Newton’s Method in the Complex Plane - Introduction to Scientific Computing

This notebook visualizes Newton’s method applied to $f(z) = z^3 - 1$ in the complex plane. The three roots are the cube roots of unity:

z_k = e^{2\pi i k/3}, \quad k = 0, 1, 2

(1)

We apply Newton’s method from a grid of starting points and color each point by which root the iteration converges to, producing the classic Newton fractal.

import numpy as np
import matplotlib.pyplot as plt

Setup¶

We work with $f(z) = z^3 - 1$ directly in complex arithmetic. Newton’s iteration is:

z_{n+1} = z_n - \frac{f(z_n)}{f'(z_n)} = z_n - \frac{z_n^3 - 1}{3z_n^2}

(2)

f  = lambda z: z**3 - 1
df = lambda z: 3 * z**2

# The three cube roots of unity
roots = np.array([np.exp(2j * np.pi * k / 3) for k in range(3)])
print('Roots of unity:')
for k, r in enumerate(roots):
    print(f'  z_{k} = {r.real:.4f} + {r.imag:.4f}i')

Roots of unity:
  z_0 = 1.0000 + 0.0000i
  z_1 = -0.5000 + 0.8660i
  z_2 = -0.5000 + -0.8660i

Newton’s Method in Complex Arithmetic¶

First, let’s verify that Newton’s method converges to each root from nearby starting points.

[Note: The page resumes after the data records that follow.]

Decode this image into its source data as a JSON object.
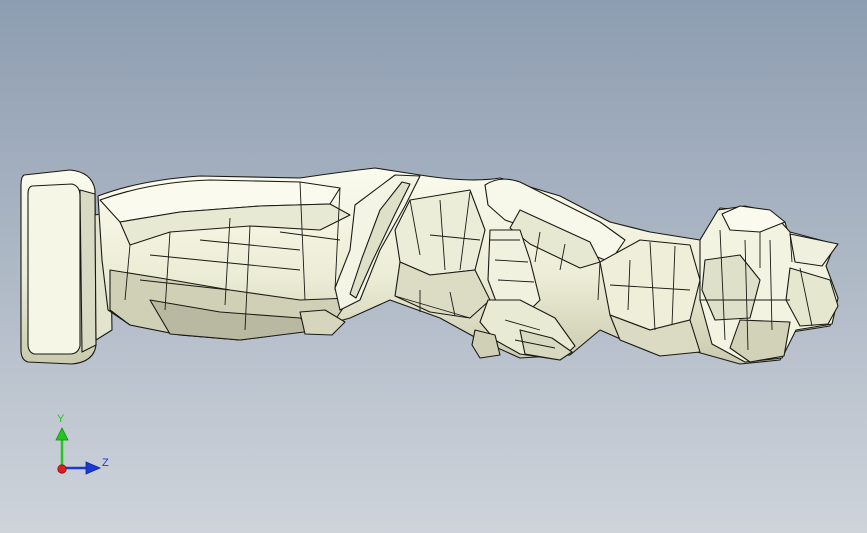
{
  "viewport": {
    "background_top": "#8d9db1",
    "background_bottom": "#cfd4db",
    "model": {
      "fill": "#f4f4e2",
      "shade": "#d7d8c0",
      "deep_shade": "#b9baa2",
      "edge": "#1a1a14"
    }
  },
  "triad": {
    "y_label": "Y",
    "z_label": "Z",
    "y_color": "#22c81e",
    "z_color": "#1a3ad8",
    "x_color": "#e01e1e"
  }
}
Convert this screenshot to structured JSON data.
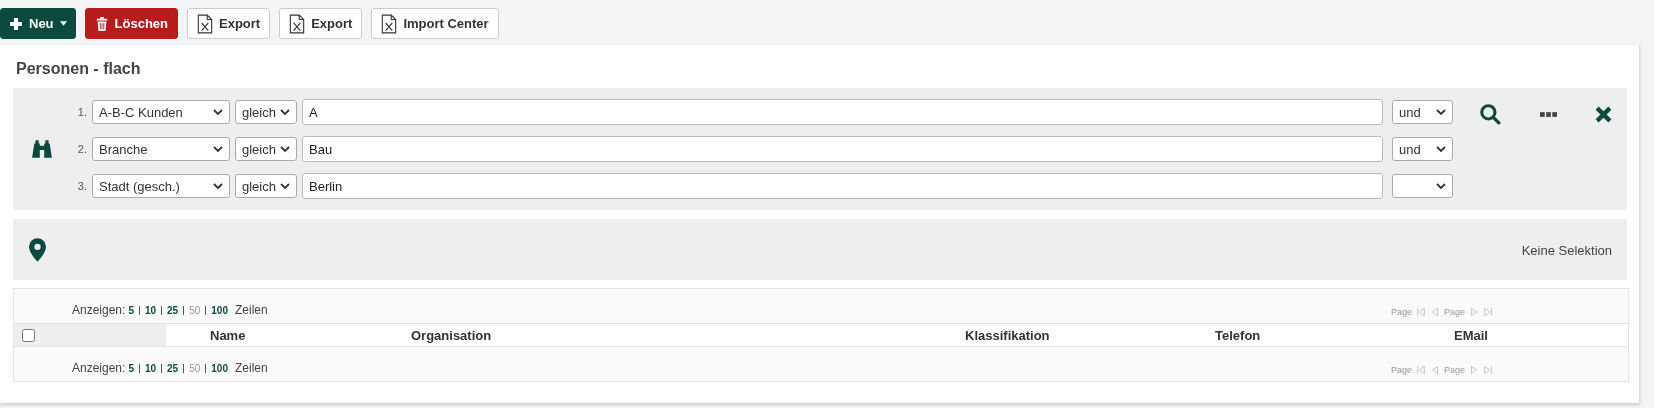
{
  "toolbar": [
    {
      "kind": "new",
      "label": "Neu"
    },
    {
      "kind": "delete",
      "label": "Löschen"
    },
    {
      "kind": "file",
      "label": "Export"
    },
    {
      "kind": "file",
      "label": "Export"
    },
    {
      "kind": "file",
      "label": "Import Center"
    }
  ],
  "title": "Personen - flach",
  "filters": [
    {
      "index": "1.",
      "field": "A-B-C Kunden",
      "operator": "gleich",
      "value": "A",
      "conjunction": "und"
    },
    {
      "index": "2.",
      "field": "Branche",
      "operator": "gleich",
      "value": "Bau",
      "conjunction": "und"
    },
    {
      "index": "3.",
      "field": "Stadt (gesch.)",
      "operator": "gleich",
      "value": "Berlin"
    }
  ],
  "map": {
    "status": "Keine Selektion"
  },
  "table": {
    "pagers": [
      {
        "label": "Anzeigen:",
        "sizes": [
          {
            "label": "5",
            "selected": false
          },
          {
            "label": "10",
            "selected": false
          },
          {
            "label": "25",
            "selected": false
          },
          {
            "label": "50",
            "selected": true
          },
          {
            "label": "100",
            "selected": false
          }
        ],
        "suffix": "Zeilen",
        "page_labels": [
          "Page",
          "Page"
        ]
      },
      {
        "label": "Anzeigen:",
        "sizes": [
          {
            "label": "5",
            "selected": false
          },
          {
            "label": "10",
            "selected": false
          },
          {
            "label": "25",
            "selected": false
          },
          {
            "label": "50",
            "selected": true
          },
          {
            "label": "100",
            "selected": false
          }
        ],
        "suffix": "Zeilen",
        "page_labels": [
          "Page",
          "Page"
        ]
      }
    ],
    "select_all": {
      "checked": false
    },
    "columns": [
      "Name",
      "Organisation",
      "Klassifikation",
      "Telefon",
      "EMail"
    ]
  }
}
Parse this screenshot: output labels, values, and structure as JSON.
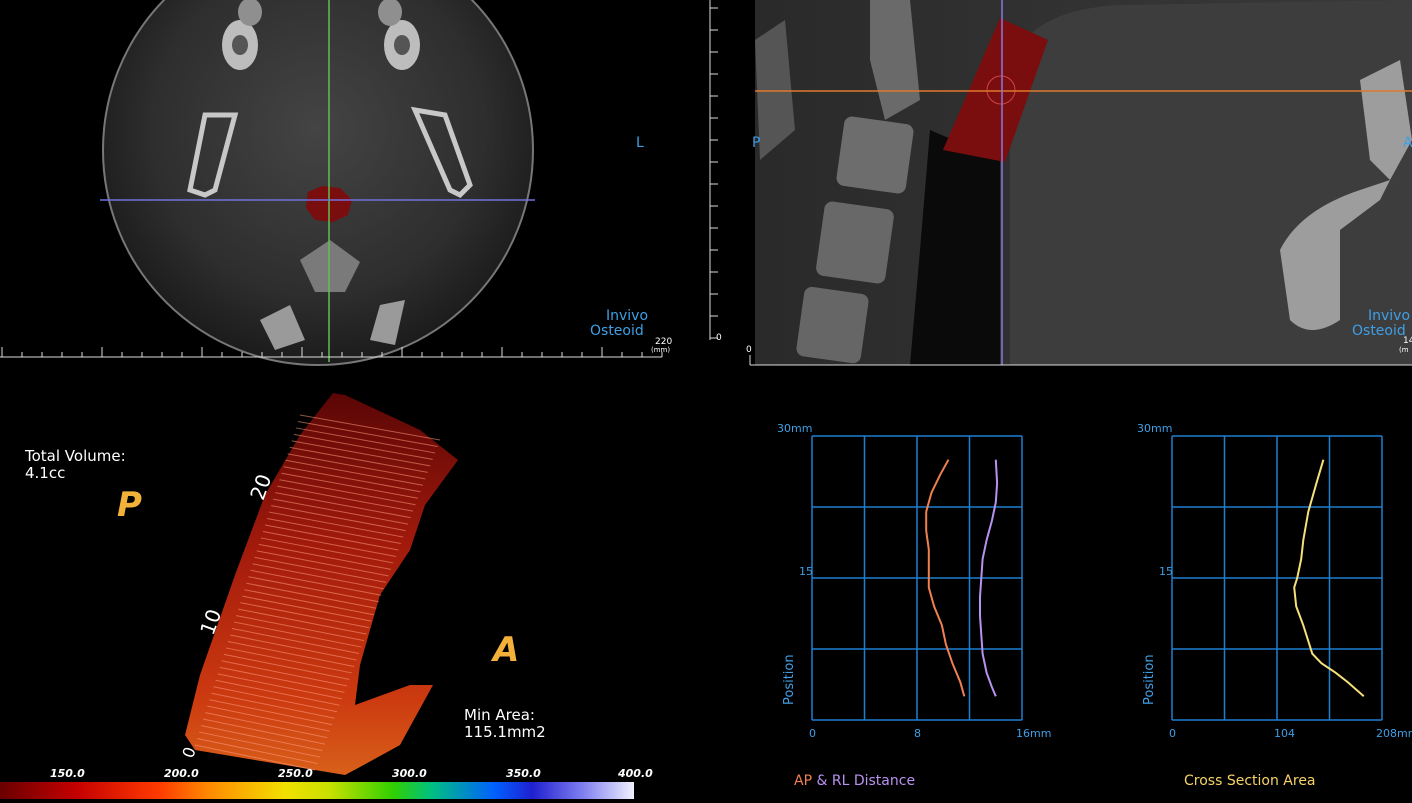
{
  "axial_view": {
    "orientation_left": "L",
    "watermark_line1": "Invivo",
    "watermark_line2": "Osteoid",
    "ruler_end": "220",
    "ruler_unit": "(mm)"
  },
  "sagittal_view": {
    "orientation_posterior": "P",
    "orientation_anterior": "A",
    "watermark_line1": "Invivo",
    "watermark_line2": "Osteoid",
    "ruler_zero_v": "0",
    "ruler_zero_h": "0",
    "ruler_end": "14",
    "ruler_unit": "(m"
  },
  "volume_view": {
    "total_volume_label": "Total Volume:",
    "total_volume_value": "4.1cc",
    "min_area_label": "Min Area:",
    "min_area_value": "115.1mm2",
    "orientation_p": "P",
    "orientation_a": "A",
    "scale_20": "20",
    "scale_10": "10",
    "scale_0": "0"
  },
  "colorbar": {
    "labels": [
      "150.0",
      "200.0",
      "250.0",
      "300.0",
      "350.0",
      "400.0"
    ]
  },
  "chart_data": [
    {
      "type": "line",
      "title": "AP & RL Distance",
      "title_part1": "AP",
      "title_part2": "&",
      "title_part3": "RL Distance",
      "xlabel": "",
      "ylabel": "Position",
      "x_ticks": [
        "0",
        "8",
        "16mm"
      ],
      "y_ticks": [
        "30mm",
        "15"
      ],
      "xlim": [
        0,
        16
      ],
      "ylim": [
        0,
        30
      ],
      "series": [
        {
          "color": "#f08050",
          "points": [
            [
              10.4,
              27.5
            ],
            [
              9.8,
              26
            ],
            [
              9.1,
              24
            ],
            [
              8.7,
              22
            ],
            [
              8.7,
              20
            ],
            [
              8.9,
              18
            ],
            [
              8.9,
              16
            ],
            [
              8.9,
              14
            ],
            [
              9.3,
              12
            ],
            [
              9.9,
              10
            ],
            [
              10.2,
              8
            ],
            [
              10.7,
              6
            ],
            [
              11.3,
              4
            ],
            [
              11.6,
              2.5
            ]
          ]
        },
        {
          "color": "#b892f0",
          "points": [
            [
              14.0,
              27.5
            ],
            [
              14.1,
              25
            ],
            [
              14.0,
              23
            ],
            [
              13.7,
              21
            ],
            [
              13.3,
              19
            ],
            [
              13.0,
              17
            ],
            [
              12.9,
              15
            ],
            [
              12.8,
              13
            ],
            [
              12.8,
              11
            ],
            [
              12.9,
              9
            ],
            [
              13.0,
              7
            ],
            [
              13.3,
              5
            ],
            [
              13.7,
              3.5
            ],
            [
              14.0,
              2.5
            ]
          ]
        }
      ]
    },
    {
      "type": "line",
      "title": "Cross Section Area",
      "xlabel": "",
      "ylabel": "Position",
      "x_ticks": [
        "0",
        "104",
        "208mm2"
      ],
      "y_ticks": [
        "30mm",
        "15"
      ],
      "xlim": [
        0,
        208
      ],
      "ylim": [
        0,
        30
      ],
      "series": [
        {
          "color": "#f6e07a",
          "points": [
            [
              150,
              27.5
            ],
            [
              143,
              25
            ],
            [
              135,
              22
            ],
            [
              130,
              19
            ],
            [
              128,
              17
            ],
            [
              124,
              15
            ],
            [
              121,
              14
            ],
            [
              123,
              12
            ],
            [
              130,
              10
            ],
            [
              139,
              7
            ],
            [
              148,
              6
            ],
            [
              162,
              5
            ],
            [
              174,
              4
            ],
            [
              190,
              2.5
            ]
          ]
        }
      ]
    }
  ]
}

def newton_iter(f, df, z0, max_iter=50, tol=1e-12):
    """Run Newton's method and return the final iterate and iteration count."""
    z = z0
    for n in range(max_iter):
        dz = f(z) / df(z)
        z = z - dz
        if abs(dz) < tol:
            return z, n + 1
    return z, max_iter

# Test from three starting points
starts = [1 + 1j, -1 + 0.5j, -0.5 - 1j]
for z0 in starts:
    z_final, n_iter = newton_iter(f, df, z0)
    print(f'z0 = {z0:8.2f}  ->  z = {z_final.real:+.10f} {z_final.imag:+.10f}i  ({n_iter} iterations)')

z0 = 1.00+1.00j  ->  z = +1.0000000000 +0.0000000000i  (9 iterations)
z0 = -1.00+0.50j  ->  z = -0.5000000000 +0.8660254038i  (7 iterations)
z0 = -0.50-1.00j  ->  z = -0.5000000000 -0.8660254038i  (5 iterations)

Residual and Error Landscapes¶

Before looking at convergence basins, let’s visualize the two natural level functions on the complex plane:

$|f(z)|$ : the residual (backward error), monitored by NLEQ_RES
$|f(z)/f'(z)| = |\Delta z|$ : the Newton correction (forward error estimate), monitored by NLEQ_ERR

The three roots are the points where both quantities vanish.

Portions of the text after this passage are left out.